Governar por meio de coalizões em sistemas presidencialistas multipartidários também não é destituído de custos. Entretanto, a magnitude e natureza desses custos dependem das escolhas do presidente de como gerenciar a sua coalizão. Coalizões grandes, com maior número de partidos, demandam mais recursos para serem mantidas; coalizões com maior diversidade ideológica seriam mais difíceis de serem coordenadas e gerenciadas e, por consequência, mais custosas; coalizões com perfil desproporcional que não leva em consideração o peso político dos parceiros no Legislativo demandam do presidente a mobilização de recursos adicionais para garantia de satisfação dos membros da coalizão; por último, coalizões que não espelham a preferência mediana agregada do Congresso também são mais difíceis de serem gerenciadas e, consequentemente, mais caras.

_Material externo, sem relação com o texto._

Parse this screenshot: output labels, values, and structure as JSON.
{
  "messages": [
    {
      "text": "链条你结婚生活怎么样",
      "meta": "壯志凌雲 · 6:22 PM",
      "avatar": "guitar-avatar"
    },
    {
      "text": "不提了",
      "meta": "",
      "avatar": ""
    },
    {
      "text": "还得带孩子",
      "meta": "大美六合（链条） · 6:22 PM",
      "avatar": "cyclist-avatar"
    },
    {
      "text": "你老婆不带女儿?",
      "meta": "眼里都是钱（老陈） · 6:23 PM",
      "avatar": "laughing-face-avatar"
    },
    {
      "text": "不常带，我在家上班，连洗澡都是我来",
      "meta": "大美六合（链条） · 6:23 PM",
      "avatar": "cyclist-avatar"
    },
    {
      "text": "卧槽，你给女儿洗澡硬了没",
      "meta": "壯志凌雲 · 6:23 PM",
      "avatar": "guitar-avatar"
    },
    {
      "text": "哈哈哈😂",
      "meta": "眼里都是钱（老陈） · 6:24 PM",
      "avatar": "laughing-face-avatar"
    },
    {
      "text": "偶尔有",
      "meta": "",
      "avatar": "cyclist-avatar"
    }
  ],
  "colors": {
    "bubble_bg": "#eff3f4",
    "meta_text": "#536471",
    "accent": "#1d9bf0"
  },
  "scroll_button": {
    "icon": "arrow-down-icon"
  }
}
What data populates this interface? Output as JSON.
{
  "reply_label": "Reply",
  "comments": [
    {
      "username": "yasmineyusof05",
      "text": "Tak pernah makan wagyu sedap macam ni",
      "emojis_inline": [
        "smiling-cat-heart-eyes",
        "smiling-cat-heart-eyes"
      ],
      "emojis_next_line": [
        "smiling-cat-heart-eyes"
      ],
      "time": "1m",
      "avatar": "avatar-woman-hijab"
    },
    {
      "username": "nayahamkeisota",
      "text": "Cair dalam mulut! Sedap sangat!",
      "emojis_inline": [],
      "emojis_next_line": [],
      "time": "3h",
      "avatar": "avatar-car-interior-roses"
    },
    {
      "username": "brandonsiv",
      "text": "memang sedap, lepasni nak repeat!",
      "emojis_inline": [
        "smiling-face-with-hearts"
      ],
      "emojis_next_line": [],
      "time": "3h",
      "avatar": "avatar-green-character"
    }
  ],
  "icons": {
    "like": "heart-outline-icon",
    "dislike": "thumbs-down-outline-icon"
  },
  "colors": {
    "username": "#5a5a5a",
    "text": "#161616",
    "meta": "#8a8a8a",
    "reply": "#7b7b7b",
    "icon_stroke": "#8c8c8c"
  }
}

Portanto, não existiria um único modelo de gerência de coalizão. Nem todas as coalizões seriam caras e/ou disfuncionais. Lula e Dilma construíram coalizões heterogêneas, grandes, desproporcionais e distantes da preferência mediana do Congresso. Esse modelo petista de gestão de coalizão gerou custos crescentes de governabilidade. As moedas legais de recompensa (ministérios, cargos na burocracia, emendas no Orçamento etc.) revelaram-se insuficientes para gerar apoio legislativo de forma consistente. A saída encontrada pelos governos petistas foi a utilização de moedas ilegais de troca na formação e manutenção de maiorias legislativas.

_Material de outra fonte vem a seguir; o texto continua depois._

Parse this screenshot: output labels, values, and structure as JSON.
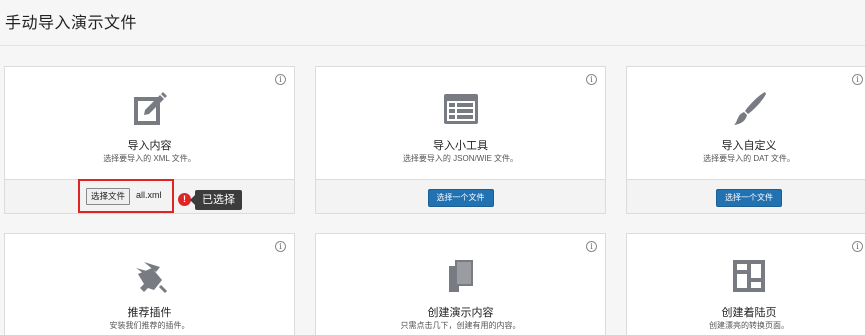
{
  "page": {
    "title": "手动导入演示文件"
  },
  "cards": [
    {
      "title": "导入内容",
      "desc": "选择要导入的 XML 文件。",
      "icon": "edit-document-icon",
      "file_input": {
        "button_label": "选择文件",
        "filename": "all.xml"
      }
    },
    {
      "title": "导入小工具",
      "desc": "选择要导入的 JSON/WIE 文件。",
      "icon": "widgets-icon",
      "button_label": "选择一个文件"
    },
    {
      "title": "导入自定义",
      "desc": "选择要导入的 DAT 文件。",
      "icon": "paintbrush-icon",
      "button_label": "选择一个文件"
    },
    {
      "title": "推荐插件",
      "desc": "安装我们推荐的插件。",
      "icon": "plugin-icon"
    },
    {
      "title": "创建演示内容",
      "desc": "只需点击几下，创建有用的内容。",
      "icon": "documents-icon"
    },
    {
      "title": "创建着陆页",
      "desc": "创建漂亮的转换页面。",
      "icon": "layout-icon"
    }
  ],
  "info_icon": "i",
  "annotation": {
    "badge": "!",
    "tooltip": "已选择"
  },
  "colors": {
    "primary_button": "#2271b1",
    "highlight": "#e02424",
    "icon_gray": "#787c82"
  }
}
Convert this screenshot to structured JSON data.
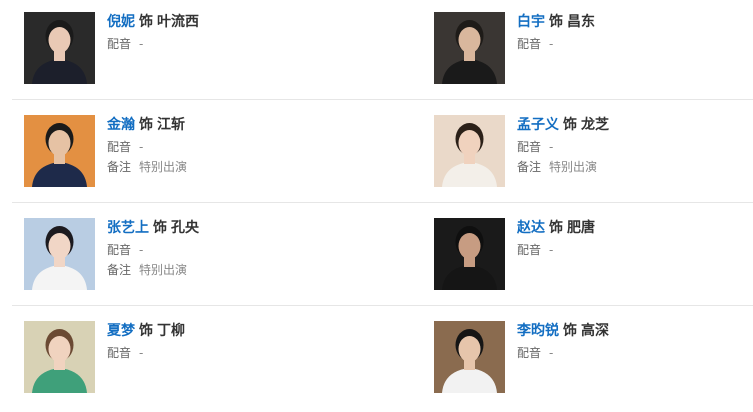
{
  "cast": [
    {
      "actor": "倪妮",
      "as": "饰",
      "role": "叶流西",
      "dub_label": "配音",
      "dub_value": "-",
      "bg": "#2a2a2a",
      "tone": "#e9c9b5",
      "hair": "#1a1a1a",
      "cloth": "#1c1f2b"
    },
    {
      "actor": "白宇",
      "as": "饰",
      "role": "昌东",
      "dub_label": "配音",
      "dub_value": "-",
      "bg": "#3a3633",
      "tone": "#d9b79d",
      "hair": "#1e1b18",
      "cloth": "#1a1a1a"
    },
    {
      "actor": "金瀚",
      "as": "饰",
      "role": "江斩",
      "dub_label": "配音",
      "dub_value": "-",
      "note_label": "备注",
      "note_value": "特别出演",
      "bg": "#e39042",
      "tone": "#e6c2a4",
      "hair": "#1a1a1a",
      "cloth": "#1e2a4a"
    },
    {
      "actor": "孟子义",
      "as": "饰",
      "role": "龙芝",
      "dub_label": "配音",
      "dub_value": "-",
      "note_label": "备注",
      "note_value": "特别出演",
      "bg": "#ead9c9",
      "tone": "#f0d2be",
      "hair": "#2b2018",
      "cloth": "#f3efe9"
    },
    {
      "actor": "张艺上",
      "as": "饰",
      "role": "孔央",
      "dub_label": "配音",
      "dub_value": "-",
      "note_label": "备注",
      "note_value": "特别出演",
      "bg": "#b9cde3",
      "tone": "#f1d6c6",
      "hair": "#1c1a1f",
      "cloth": "#f4f4f4"
    },
    {
      "actor": "赵达",
      "as": "饰",
      "role": "肥唐",
      "dub_label": "配音",
      "dub_value": "-",
      "bg": "#1a1a1a",
      "tone": "#c79c82",
      "hair": "#0f0f0f",
      "cloth": "#151515"
    },
    {
      "actor": "夏梦",
      "as": "饰",
      "role": "丁柳",
      "dub_label": "配音",
      "dub_value": "-",
      "bg": "#d8d2b5",
      "tone": "#f0d3bf",
      "hair": "#6b4a33",
      "cloth": "#3fa07a"
    },
    {
      "actor": "李昀锐",
      "as": "饰",
      "role": "高深",
      "dub_label": "配音",
      "dub_value": "-",
      "bg": "#8a6b4f",
      "tone": "#e6c5ab",
      "hair": "#151515",
      "cloth": "#f2f2f2"
    }
  ]
}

Essa forma disfuncional e corrupta de gerência de coalizão tem sido interpretada pelo presidente Bolsonaro, e por uma grande parcela de seus eleitores, como a forma modal de presidencialismo de coalizão. Entretanto, as mesmas regras do presidencialismo multipartidário brasileiro já ofertaram governos de coalizão virtuosos que não necessitaram de moedas ilegais de troca. Fernando Henrique Cardoso, por exemplo, montou coalizões com um menor número de parceiros que eram ideologicamente homogêneos, compartilhou poder e recursos de forma proporcional com os aliados e suas coalizões espelharam a preferência mediana do Legislativo. Essas escolhas de gerência proporcionaram a FHC um governo de coalizão eficiente, com uma taxa de sucesso legislativo muito alta e um custo de governabilidade muito baixo.

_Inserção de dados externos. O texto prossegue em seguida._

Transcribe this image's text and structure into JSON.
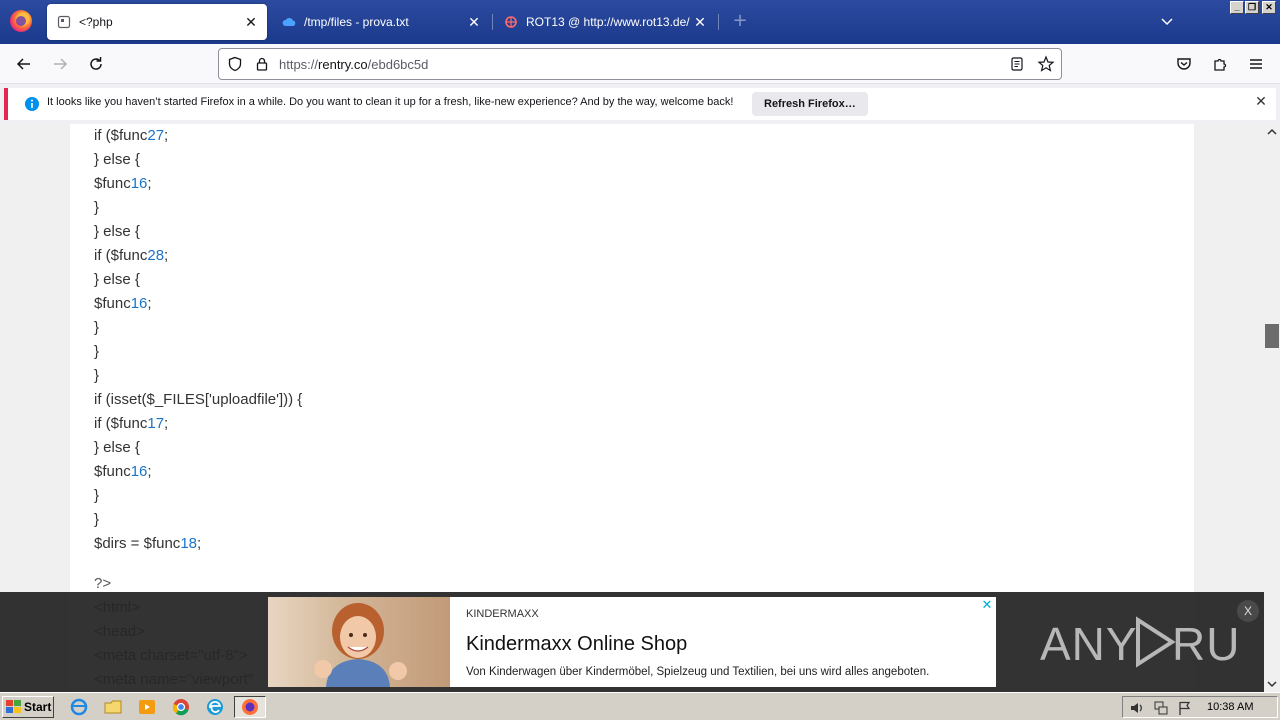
{
  "browser": {
    "tabs": [
      {
        "title": "<?php",
        "active": true,
        "icon": "page-icon"
      },
      {
        "title": "/tmp/files - prova.txt",
        "active": false,
        "icon": "cloud-icon"
      },
      {
        "title": "ROT13 @ http://www.rot13.de/",
        "active": false,
        "icon": "rot13-icon"
      }
    ],
    "url_prefix": "https://",
    "url_host": "rentry.co",
    "url_path": "/ebd6bc5d"
  },
  "notification": {
    "message": "It looks like you haven’t started Firefox in a while. Do you want to clean it up for a fresh, like-new experience? And by the way, welcome back!",
    "button_label": "Refresh Firefox…",
    "close_label": "✕"
  },
  "code_lines": [
    {
      "pre": "if ($func",
      "num": "27",
      "post": ";"
    },
    {
      "pre": "} else {",
      "num": "",
      "post": ""
    },
    {
      "pre": "$func",
      "num": "16",
      "post": ";"
    },
    {
      "pre": "}",
      "num": "",
      "post": ""
    },
    {
      "pre": "} else {",
      "num": "",
      "post": ""
    },
    {
      "pre": "if ($func",
      "num": "28",
      "post": ";"
    },
    {
      "pre": "} else {",
      "num": "",
      "post": ""
    },
    {
      "pre": "$func",
      "num": "16",
      "post": ";"
    },
    {
      "pre": "}",
      "num": "",
      "post": ""
    },
    {
      "pre": "}",
      "num": "",
      "post": ""
    },
    {
      "pre": "}",
      "num": "",
      "post": ""
    },
    {
      "pre": "if (isset($_FILES['uploadfile'])) {",
      "num": "",
      "post": ""
    },
    {
      "pre": "if ($func",
      "num": "17",
      "post": ";"
    },
    {
      "pre": "} else {",
      "num": "",
      "post": ""
    },
    {
      "pre": "$func",
      "num": "16",
      "post": ";"
    },
    {
      "pre": "}",
      "num": "",
      "post": ""
    },
    {
      "pre": "}",
      "num": "",
      "post": ""
    },
    {
      "pre": "$dirs = $func",
      "num": "18",
      "post": ";"
    }
  ],
  "html_lines": [
    "?>",
    "<html>",
    "<head>",
    "<meta charset=\"utf-8\">",
    "<meta name=\"viewport\""
  ],
  "ad": {
    "sponsor": "KINDERMAXX",
    "headline": "Kindermaxx Online Shop",
    "description": "Von Kinderwagen über Kindermöbel, Spielzeug und Textilien, bei uns wird alles angeboten.",
    "close_label": "✕",
    "overlay_close_label": "X"
  },
  "watermark": "ANY RUN",
  "taskbar": {
    "start_label": "Start",
    "clock": "10:38 AM"
  },
  "colors": {
    "accent": "#1a72c9",
    "tabstrip": "#1f3d8f"
  }
}
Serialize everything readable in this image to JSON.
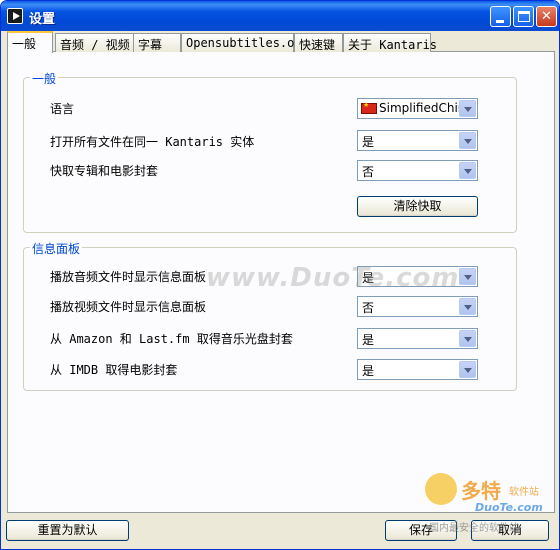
{
  "window": {
    "title": "设置"
  },
  "tabs": [
    "一般",
    "音频 / 视频",
    "字幕",
    "Opensubtitles.org",
    "快速键",
    "关于 Kantaris"
  ],
  "general": {
    "title": "一般",
    "language_label": "语言",
    "language_value": "SimplifiedChin",
    "open_label": "打开所有文件在同一 Kantaris 实体",
    "open_value": "是",
    "fetch_label": "快取专辑和电影封套",
    "fetch_value": "否",
    "clear_cache": "清除快取"
  },
  "info": {
    "title": "信息面板",
    "audio_label": "播放音频文件时显示信息面板",
    "audio_value": "是",
    "video_label": "播放视频文件时显示信息面板",
    "video_value": "否",
    "amazon_label": "从 Amazon 和 Last.fm 取得音乐光盘封套",
    "amazon_value": "是",
    "imdb_label": "从 IMDB 取得电影封套",
    "imdb_value": "是"
  },
  "footer": {
    "reset": "重置为默认",
    "save": "保存",
    "cancel": "取消"
  },
  "watermark": {
    "text": "www.DuoTe.com",
    "logo_cn": "多特",
    "logo_small": "软件站",
    "logo_url": "DuoTe.com",
    "logo_bottom": "国内最安全的软件站"
  }
}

O presidente Bolsonaro pode até ser bem-sucedido na aprovação de sua agenda ambiciosa de reformas seguindo a sua estratégia plebiscitária de governar. Entretanto, corre riscos desnecessários de desgastar muito cedo suas relações com o Legislativo. “Going public” gera fadiga, animosidades crescentes e ressentimentos com legisladores. Ao primeiro sinal de fragilidade do presidente, legisladores podem dar o troco, e este pode custar a própria sobrevivência do governo.